Wie religiös nun ist dieser "Parsifal"?  Richard Wagner war weder ein Atheist noch ein frommer Mann, er hatte mit der Kirche nicht viel im Sinn und wollte, wie er selbst es formulierte mit seinem "Parsifal"  den "Kern der Religion retten". Wie aber ist das zu verstehen? Philipp Stölzl schießt wohl etwas über das Ziel hinaus, wenn er vorführen will, dass das Christentum mit seinem Leidensdogma ein deformiertes Machtinstrument ist. Nicht allein der verwundete Amfortas wird hier zur großen Leidensfigur, sondern auch alle anderen Gralsritter, die sich beinahe obsessiv für ihre Sünden geißeln. Damit nicht genug. Stölzl bringt gleich zu den ersten Klängen die biblische Passionsgeschichte ins Spiel. Leicht kann so ein Versuch in Blasphemie abgleiten oder in sakralen Kitsch. Dieser Gefahr erliegt der Regisseur zum Glück nicht. Zeitlupenartig verlangsamt, mit dezenter Gebärdensprache und ohne falsche pathetische Gesten gestaltet er die Kreuzigung als ein tableau vivant, das stark an Lech Majewskis preisgekrönten Film "Die Mühle und das Kreuz" erinnert, der wiederum Pieter Breughels  "Kreuztragung Christi" von 1564 in lebende Bilder übersetzt.
Auch die folgenden Akte beginnen düster mit einem solchen lebendig geworden Bild. Im zweiten Akt thront Klingsor als Sieger über einem ermordeten Gralsritter. Der heilige Speer steckt dem toten Jüngling noch in der Wunde, eine Pietà an seiner Seite verharrt im lautlosen Schrei, plötzlich öffnen Klingsors Gehilfen den toten Körper und entnehmen das Herz. Im dritten Akt schließlich sind aus den einstigen edlen mittelalterlichen Gralsrittern müde, geschundene, resignierte Figuren einer Endzeit geworden. Sogar Parsifal, der Erlöser erreicht mit letzter Kraft sein Ziel, erschöpft bricht er vor Gurnemanz‘ Füßen zusammen. So gesehen scheint es fast konsequent, wenn Amfortas den von Parsifal zurückeroberten heiligen Speer tief in seine Wunde hineinbohrt, die er eigentlich schließen soll. Allein der Tod kann ihn von aller Lebensqual erlösen.

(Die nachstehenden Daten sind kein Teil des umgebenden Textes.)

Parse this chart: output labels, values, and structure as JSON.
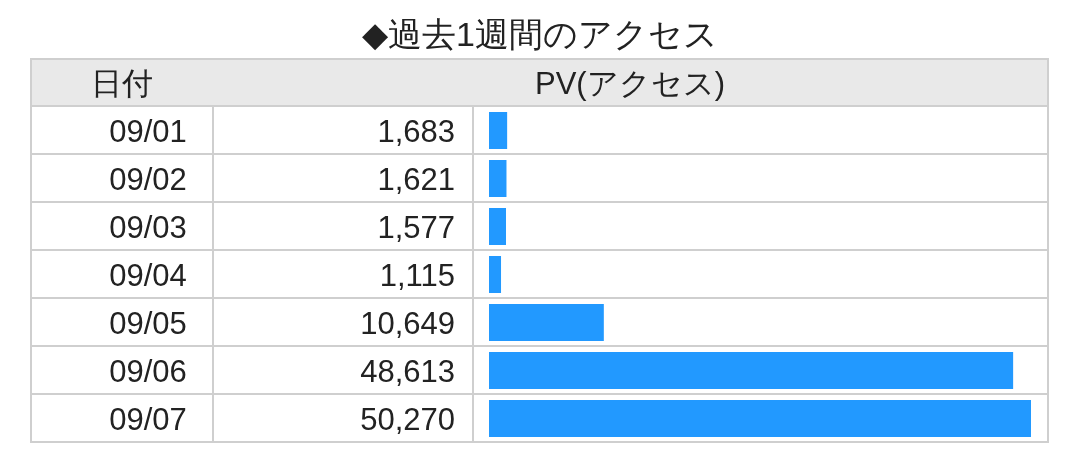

So konsequent Stölzl seine Geschichte erzählt – restlos überzeugen will sie nicht. Wagner lässt in seinem Textbuch keinen Zweifel daran, dass Amfortas geheilt wird, seine Musik spricht eine entsprechend verklärte Sprache. So gesehen scheitert der vom Premierenpublikum gnadenlos ausgebuhte Regisseur – aber auf hohem Niveau.
Ein starker Trumpf ist die Besetzung: Allen voran ist Klaus Florian Vogt mit seinem hellen, unschuldigen, schönen Timbre und kultiviertem Vortrag in der Partie des einfältigen Toren nahezu unübertroffen. Matti Salminen meistert mit enormen stimmlichen Reserven noch im Alter von 67 Jahren die gewichtige Partie des Gurnemanz, ebenso nimmt Evelyn Herlitzius mit großem Volumen und sonorer Tiefe für sich ein. Thomas Jesatko gibt einen profunden Klingsor, und Thomas Johannes Mayer ist als Amfortas mit seinem kraftvollen, in allen Registern schlank geführten Bariton vielleicht die Entdeckung des Abends. Vor allem aber das Orchester erfreut sich zum besten Anlass endlich einmal ebenso großer Ovationen wie der charismatische, erfolgsverwöhnte Opernchor.